Paul Kagame led the Tutsi army
The overwhelmed UN mission in Rwanda, led by Canadian Lieutenant-General Romeo Dallaire, did not have the mandate to intervene even as Rwandans were being butchered at a rate of 8000 people a day.
“Dallaire had soldiers, weapons and armoured personnel carriers and I confess for the first time that I contemplated taking those arms from him by force,” Kagame said, drawing gasps and some applause from hundreds of government officials and diplomats.
“I rolled it in my mind and talked it over with my colleagues in the bush, but we knew that it would open another front for us to fight, so after second thoughts, I abandoned the idea,” Kagame told the crowd.
Dallaire, who returned to Rwanda on Friday for the first time since 1994, is widely regarded as a hero who repeatedly tried in vain to alert the world to Rwanda’s plight.

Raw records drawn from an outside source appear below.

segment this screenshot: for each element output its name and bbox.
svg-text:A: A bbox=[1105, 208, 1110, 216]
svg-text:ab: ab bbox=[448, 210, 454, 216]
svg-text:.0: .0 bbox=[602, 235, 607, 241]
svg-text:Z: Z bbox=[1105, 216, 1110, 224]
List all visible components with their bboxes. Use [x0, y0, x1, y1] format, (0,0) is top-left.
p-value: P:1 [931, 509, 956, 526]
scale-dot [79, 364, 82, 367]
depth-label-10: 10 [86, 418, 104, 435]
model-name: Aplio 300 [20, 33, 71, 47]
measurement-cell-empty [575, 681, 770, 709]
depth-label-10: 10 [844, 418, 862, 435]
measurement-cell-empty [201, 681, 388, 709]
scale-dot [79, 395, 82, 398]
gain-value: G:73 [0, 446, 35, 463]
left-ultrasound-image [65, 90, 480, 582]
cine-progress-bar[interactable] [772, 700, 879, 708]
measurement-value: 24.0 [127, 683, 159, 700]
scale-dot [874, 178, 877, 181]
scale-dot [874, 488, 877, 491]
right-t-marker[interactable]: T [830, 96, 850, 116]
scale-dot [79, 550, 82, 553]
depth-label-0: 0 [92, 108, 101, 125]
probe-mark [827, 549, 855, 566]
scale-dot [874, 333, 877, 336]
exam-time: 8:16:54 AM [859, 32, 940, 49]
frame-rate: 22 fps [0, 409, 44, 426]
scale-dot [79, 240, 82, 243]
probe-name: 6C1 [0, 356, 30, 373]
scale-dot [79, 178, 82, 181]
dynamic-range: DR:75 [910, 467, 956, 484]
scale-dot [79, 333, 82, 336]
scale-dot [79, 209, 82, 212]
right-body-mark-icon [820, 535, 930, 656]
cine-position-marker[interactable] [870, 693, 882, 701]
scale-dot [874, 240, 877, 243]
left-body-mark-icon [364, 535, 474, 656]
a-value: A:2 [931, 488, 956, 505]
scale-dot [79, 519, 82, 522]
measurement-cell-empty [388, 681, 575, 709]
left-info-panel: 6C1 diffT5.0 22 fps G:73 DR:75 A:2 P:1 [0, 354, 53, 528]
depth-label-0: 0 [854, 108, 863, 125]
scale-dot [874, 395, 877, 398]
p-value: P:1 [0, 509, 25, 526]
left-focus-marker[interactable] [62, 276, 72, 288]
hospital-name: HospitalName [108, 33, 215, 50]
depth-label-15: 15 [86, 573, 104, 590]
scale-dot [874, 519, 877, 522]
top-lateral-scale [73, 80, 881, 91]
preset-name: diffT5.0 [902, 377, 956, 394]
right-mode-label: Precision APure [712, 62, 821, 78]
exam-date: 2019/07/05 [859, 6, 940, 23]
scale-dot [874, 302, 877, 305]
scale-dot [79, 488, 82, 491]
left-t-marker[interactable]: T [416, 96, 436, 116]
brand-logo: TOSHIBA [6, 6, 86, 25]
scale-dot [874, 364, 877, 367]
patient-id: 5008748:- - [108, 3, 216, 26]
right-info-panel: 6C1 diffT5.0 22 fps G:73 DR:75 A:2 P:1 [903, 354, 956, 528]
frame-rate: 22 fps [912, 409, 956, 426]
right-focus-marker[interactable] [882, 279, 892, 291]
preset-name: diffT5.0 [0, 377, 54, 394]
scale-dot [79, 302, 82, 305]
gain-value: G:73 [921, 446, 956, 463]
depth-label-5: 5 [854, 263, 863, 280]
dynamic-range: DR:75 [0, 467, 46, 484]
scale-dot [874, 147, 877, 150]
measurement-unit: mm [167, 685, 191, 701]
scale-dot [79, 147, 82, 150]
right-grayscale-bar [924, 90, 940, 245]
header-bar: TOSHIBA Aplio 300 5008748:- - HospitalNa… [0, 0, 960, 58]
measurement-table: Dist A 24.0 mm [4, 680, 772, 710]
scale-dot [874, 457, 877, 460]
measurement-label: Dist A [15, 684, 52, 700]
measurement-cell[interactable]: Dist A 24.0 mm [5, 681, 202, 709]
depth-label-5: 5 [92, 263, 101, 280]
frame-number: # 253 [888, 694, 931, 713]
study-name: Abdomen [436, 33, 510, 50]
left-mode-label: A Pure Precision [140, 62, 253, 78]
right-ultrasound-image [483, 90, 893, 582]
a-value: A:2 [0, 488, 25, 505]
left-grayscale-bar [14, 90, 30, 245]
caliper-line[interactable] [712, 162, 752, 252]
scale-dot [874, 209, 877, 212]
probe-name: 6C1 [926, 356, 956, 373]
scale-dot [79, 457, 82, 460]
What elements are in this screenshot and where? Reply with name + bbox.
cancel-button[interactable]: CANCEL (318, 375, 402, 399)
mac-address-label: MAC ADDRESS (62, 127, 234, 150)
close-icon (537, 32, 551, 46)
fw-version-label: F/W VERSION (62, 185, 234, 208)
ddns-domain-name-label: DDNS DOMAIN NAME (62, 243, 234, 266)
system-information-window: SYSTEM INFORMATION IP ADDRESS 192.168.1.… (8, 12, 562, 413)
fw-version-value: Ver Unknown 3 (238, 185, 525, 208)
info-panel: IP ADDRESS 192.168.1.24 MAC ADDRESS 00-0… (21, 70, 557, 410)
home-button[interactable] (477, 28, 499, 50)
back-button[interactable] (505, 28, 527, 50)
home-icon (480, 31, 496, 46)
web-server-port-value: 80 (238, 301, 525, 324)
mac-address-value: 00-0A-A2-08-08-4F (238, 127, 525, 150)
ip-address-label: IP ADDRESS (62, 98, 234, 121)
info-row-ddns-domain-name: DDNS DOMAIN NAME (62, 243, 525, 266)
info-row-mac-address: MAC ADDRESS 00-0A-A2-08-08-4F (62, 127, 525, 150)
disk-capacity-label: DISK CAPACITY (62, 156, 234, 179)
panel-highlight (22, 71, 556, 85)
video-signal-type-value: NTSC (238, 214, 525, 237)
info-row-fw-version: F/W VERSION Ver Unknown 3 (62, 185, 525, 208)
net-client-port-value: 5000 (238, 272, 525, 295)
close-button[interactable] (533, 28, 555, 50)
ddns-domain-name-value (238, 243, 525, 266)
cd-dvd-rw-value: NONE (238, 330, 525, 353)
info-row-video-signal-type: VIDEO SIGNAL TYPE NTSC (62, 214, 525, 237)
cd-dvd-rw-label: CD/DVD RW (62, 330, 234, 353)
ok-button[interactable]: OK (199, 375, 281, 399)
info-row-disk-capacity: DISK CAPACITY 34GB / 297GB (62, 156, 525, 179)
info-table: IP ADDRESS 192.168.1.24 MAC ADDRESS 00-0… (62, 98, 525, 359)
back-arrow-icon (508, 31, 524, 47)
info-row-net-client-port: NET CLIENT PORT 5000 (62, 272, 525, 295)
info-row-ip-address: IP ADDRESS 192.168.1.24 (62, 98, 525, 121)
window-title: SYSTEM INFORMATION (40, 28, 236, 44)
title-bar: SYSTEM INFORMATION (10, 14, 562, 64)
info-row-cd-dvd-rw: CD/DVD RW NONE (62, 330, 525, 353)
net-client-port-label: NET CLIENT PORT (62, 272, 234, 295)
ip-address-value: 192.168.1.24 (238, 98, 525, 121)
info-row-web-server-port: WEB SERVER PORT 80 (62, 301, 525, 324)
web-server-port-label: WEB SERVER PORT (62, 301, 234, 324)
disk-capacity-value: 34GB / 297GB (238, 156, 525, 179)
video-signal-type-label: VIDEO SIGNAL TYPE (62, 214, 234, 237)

The Rwandan genocide was sparked by the assassination of the Hutu president, Juvenal Habyarimana, on 6 April 1994, whose plane was shot down as it came in to land at Kigali airport.
In a deliberate campaign of bloodletting, ethnic Tutsis and politically moderate Hutus were targeted from the following day, and only in July 1994 did a mainly Tutsi rebel movement led by Kagame seize Kigali and put an end to the carnage.
A 1999 report laid the blame on UN Secretary-General Kofi Annan and other UN officials, as well as on the United States and other Security Council nations, for failing to take action to stop the killing.
Various world leaders have expressed regret about not having done more to prevent genocide in the tiny central African country 10 years ago, but Kagame’s comments underscored the sense of abandonment still felt by many Rwandans.
Annan, who was head of peacekeeping operations at the world body during the 1994 massacres, recently accepted institutional and personal blame for not doing more to prevent Rwanda’s 100 days of slaughter.